Contre toutes les formes de ségrégation!

Ces législations vont ainsi fabriquer de nouveaux sans-papiers. Leur adoption par ceux-là même qui se sont targués de défendre un projet «d’ouverture» dans la campagne pour le 25 septembre met en évidence leur double langage: libre circulation pour le plombier polonais mais fermeture de la frontière pour la femme de ménage équatorienne, l’ouvrier agricole kosovar, le/la requérant-e d’asile tchétchène, congolais-e ou kurde.

Après l’approbation des Accords de Schengen/Dublin, c’est un véritable projet discriminatoire, de «préférence européenne» , qui est mis en place, une politique migratoire qui bafoue l’égalité des droits, et en particulier celui à la libre circulation pour toutes et tous, indépendamment de son origine nationale. Celles et ceux qui se sont prononcés pour un oui le 25 septembre, contre le racisme et la xénophobie de la droite nationaliste, ne pourront dans la foulée que s’opposer à la LEtr et à la nouvelle révision de la LAsi.

Contre l’insécurité sociale, pour un salaire minimum légal!

Les 44% de non à l’Accord de libre circulation recoupent, pour la très grande partie, la carte des votes nationalistes traditionnels: refus des petits cantons de Suisse centrale, force de la Lega xénophobe au Tessin, poids des préjugés anti-étrangers en Argovie, Thurgovie, Lucerne ou dans certaines communes de La Broye vaudoise. Dans la même veine, les citoyens-ennes de la commune de Vallorbe (VD) ont refusé l’Accord, manifestant ainsi leur mécontentement face au Centre d’enregistrement de requérants d’asile installé sur le territoire!

Le refus de certaines communes dans la banlieue genevoise (Vernier, Lancy, Meyrin, Onex) ou l’écart de presque dix points par rapport à la moyenne cantonale de la commune ouvrière de Renens (près de Lausanne) met en évidence aussi un vote de mécontentement populaire face à la dégradation des conditions de travail et de vie (hausse des loyers et des primes d’assurance-maladie). Les mesures d’accompagnement n’ont pas véritablement rassuré celles et ceux qui sont victimes de licenciements et de baisse de salaire! Et pour cause…

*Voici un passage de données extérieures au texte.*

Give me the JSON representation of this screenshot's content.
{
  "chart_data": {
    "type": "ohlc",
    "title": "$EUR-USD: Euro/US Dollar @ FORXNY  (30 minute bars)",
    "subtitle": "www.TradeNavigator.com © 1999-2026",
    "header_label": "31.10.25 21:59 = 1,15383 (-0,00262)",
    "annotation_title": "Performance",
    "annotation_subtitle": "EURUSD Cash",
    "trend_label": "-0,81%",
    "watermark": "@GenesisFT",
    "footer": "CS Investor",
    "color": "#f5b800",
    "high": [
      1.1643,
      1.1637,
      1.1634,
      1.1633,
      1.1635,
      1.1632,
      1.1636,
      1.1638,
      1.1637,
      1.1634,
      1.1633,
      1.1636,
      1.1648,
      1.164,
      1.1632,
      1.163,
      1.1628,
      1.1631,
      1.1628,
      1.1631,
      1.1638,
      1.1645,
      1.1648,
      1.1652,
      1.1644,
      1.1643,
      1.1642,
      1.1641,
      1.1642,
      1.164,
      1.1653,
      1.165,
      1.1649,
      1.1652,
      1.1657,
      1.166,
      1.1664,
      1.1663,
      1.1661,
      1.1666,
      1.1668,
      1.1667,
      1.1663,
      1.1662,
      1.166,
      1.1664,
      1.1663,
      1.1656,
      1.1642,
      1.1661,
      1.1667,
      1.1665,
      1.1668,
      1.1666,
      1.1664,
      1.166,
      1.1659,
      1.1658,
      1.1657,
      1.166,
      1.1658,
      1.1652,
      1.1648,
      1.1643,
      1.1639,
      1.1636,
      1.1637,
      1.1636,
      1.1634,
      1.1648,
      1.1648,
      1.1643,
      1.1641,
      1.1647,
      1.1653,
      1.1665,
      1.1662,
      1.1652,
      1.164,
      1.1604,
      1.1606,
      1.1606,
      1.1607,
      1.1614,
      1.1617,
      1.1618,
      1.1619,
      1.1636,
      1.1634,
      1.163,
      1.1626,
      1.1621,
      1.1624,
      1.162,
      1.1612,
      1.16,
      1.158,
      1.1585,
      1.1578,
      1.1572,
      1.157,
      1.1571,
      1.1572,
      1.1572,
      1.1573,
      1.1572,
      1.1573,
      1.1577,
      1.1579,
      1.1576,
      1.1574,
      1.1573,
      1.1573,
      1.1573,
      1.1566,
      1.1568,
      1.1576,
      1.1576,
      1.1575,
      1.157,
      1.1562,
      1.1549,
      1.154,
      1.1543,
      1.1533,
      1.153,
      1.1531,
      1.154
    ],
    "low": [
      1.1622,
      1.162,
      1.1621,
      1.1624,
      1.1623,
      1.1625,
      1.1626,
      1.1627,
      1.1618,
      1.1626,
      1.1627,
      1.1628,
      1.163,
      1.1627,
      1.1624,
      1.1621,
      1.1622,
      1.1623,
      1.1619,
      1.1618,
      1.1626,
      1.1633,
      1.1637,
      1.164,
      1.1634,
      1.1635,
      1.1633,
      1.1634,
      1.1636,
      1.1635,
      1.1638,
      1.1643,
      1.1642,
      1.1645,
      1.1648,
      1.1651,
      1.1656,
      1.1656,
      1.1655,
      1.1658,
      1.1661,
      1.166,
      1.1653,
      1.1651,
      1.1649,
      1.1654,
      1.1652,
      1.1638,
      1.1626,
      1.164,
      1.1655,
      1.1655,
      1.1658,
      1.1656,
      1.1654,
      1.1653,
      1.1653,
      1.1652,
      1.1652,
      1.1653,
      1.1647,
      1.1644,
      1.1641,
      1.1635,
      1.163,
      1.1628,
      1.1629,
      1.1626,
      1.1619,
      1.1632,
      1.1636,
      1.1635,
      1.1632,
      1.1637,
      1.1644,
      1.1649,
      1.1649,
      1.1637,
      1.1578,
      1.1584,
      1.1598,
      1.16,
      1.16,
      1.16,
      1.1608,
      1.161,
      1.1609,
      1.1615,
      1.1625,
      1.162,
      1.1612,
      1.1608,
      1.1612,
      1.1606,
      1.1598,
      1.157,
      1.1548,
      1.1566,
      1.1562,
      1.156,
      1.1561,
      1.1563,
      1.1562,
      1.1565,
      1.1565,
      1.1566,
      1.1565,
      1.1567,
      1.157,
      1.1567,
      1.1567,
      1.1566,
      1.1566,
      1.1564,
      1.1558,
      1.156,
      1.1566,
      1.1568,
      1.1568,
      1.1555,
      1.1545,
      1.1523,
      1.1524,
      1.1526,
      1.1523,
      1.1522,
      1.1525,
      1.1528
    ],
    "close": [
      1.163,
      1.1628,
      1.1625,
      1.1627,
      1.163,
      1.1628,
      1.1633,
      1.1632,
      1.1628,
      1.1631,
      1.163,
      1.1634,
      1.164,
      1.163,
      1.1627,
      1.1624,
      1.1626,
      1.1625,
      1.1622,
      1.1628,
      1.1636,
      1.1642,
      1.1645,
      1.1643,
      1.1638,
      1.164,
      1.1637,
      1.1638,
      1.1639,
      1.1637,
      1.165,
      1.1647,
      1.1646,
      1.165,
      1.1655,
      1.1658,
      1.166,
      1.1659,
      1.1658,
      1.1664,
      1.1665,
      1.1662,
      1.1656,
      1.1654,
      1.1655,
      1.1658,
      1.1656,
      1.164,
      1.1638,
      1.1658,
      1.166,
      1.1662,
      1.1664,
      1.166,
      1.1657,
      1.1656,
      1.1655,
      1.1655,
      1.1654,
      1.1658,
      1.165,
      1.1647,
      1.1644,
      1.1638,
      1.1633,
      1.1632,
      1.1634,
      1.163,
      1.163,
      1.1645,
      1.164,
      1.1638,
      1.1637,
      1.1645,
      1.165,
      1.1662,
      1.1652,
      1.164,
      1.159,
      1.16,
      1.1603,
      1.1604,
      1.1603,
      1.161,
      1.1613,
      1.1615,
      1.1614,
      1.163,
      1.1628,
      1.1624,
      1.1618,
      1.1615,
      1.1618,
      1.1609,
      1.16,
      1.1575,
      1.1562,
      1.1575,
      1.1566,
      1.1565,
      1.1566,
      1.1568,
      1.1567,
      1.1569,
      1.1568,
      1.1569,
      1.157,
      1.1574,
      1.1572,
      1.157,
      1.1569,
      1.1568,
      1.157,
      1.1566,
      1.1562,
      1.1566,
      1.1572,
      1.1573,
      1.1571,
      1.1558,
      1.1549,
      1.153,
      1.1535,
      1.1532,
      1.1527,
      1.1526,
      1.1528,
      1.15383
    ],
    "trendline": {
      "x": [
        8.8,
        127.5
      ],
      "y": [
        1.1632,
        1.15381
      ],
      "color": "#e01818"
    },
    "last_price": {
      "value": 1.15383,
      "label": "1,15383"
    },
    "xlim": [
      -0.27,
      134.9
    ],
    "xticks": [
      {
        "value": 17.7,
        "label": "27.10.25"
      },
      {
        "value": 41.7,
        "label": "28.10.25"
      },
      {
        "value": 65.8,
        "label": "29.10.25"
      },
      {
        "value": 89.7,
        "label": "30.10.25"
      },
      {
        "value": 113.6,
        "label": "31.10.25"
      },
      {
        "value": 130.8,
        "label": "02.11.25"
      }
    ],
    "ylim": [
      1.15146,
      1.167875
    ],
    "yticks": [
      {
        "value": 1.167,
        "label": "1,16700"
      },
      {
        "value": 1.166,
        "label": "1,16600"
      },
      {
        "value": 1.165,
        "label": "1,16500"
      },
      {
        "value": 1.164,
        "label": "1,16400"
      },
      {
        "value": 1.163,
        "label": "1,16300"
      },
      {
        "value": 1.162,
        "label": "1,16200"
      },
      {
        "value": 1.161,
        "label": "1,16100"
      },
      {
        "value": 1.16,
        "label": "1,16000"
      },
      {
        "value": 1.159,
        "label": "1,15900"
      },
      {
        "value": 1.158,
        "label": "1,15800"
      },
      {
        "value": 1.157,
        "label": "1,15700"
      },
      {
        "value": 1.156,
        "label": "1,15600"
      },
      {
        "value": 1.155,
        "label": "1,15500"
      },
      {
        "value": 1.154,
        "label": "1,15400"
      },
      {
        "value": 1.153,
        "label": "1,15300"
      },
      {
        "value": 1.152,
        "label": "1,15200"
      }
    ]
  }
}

Le Parti socialiste suisse (PSS) affirme, dans un communiqué publié après le résultat de la votation, que ce dernier «fait faire un véritable bon en avant au droit suisse du travail» . Le PSS fanfaronne et risque bien ainsi de provoquer de nouvelles désillusions dans les milieux populaires, faisant le lit de nouvelles poussées xénophobes. Il est patent, pourtant, que la protection des salarié-e-s, même avec les mesures d’accompagnement, est très insuffisante dans ce paradis pour les patrons qu’est la Suisse. Il n’existe aucun droit de réintégration à la suite d’un licenciement abusif. Quant aux pressions à la baisse sur les salaires, elles n’ont pas de limite, dès lors qu’il n’existe pas de salaire minimum légal!

Plutôt que de vendre des vessies pour des lanternes en faisant croire que les mesures d’accompagnement constituent une réponse suffisante au dumping salarial, il est urgent de renforcer ensemble sur ce point le dispositif de défense des salarié-e-s en introduisant dans la Constitution le principe d’un droit à un salaire minimum légal, quelle que soit la branche économique dans laquelle on travaille. Le montant de ce salaire mensuel devrait être fixé dans une loi, en tenant compte notamment des différences régionales du coût de la vie et du niveau des salaires dans les divers secteurs économiques. Cette loi devrait prévoir un salaire plancher pour toutes et tous de 3’500 francs net par mois, ce qui représente un minimum pour vivre lorsqu’on travaille à plein temps! Parallèlement cette revendication devrait être au cœur de l’activité des forces syndicales lors des négociations collectives. Unifier, dans la durée, l’action de l’ensemble des salarié-e-s autour de ce salaire minimum, comme elle le fut autour de la journée de 8 heures en d’autres temps, c’est possible et nécessaire.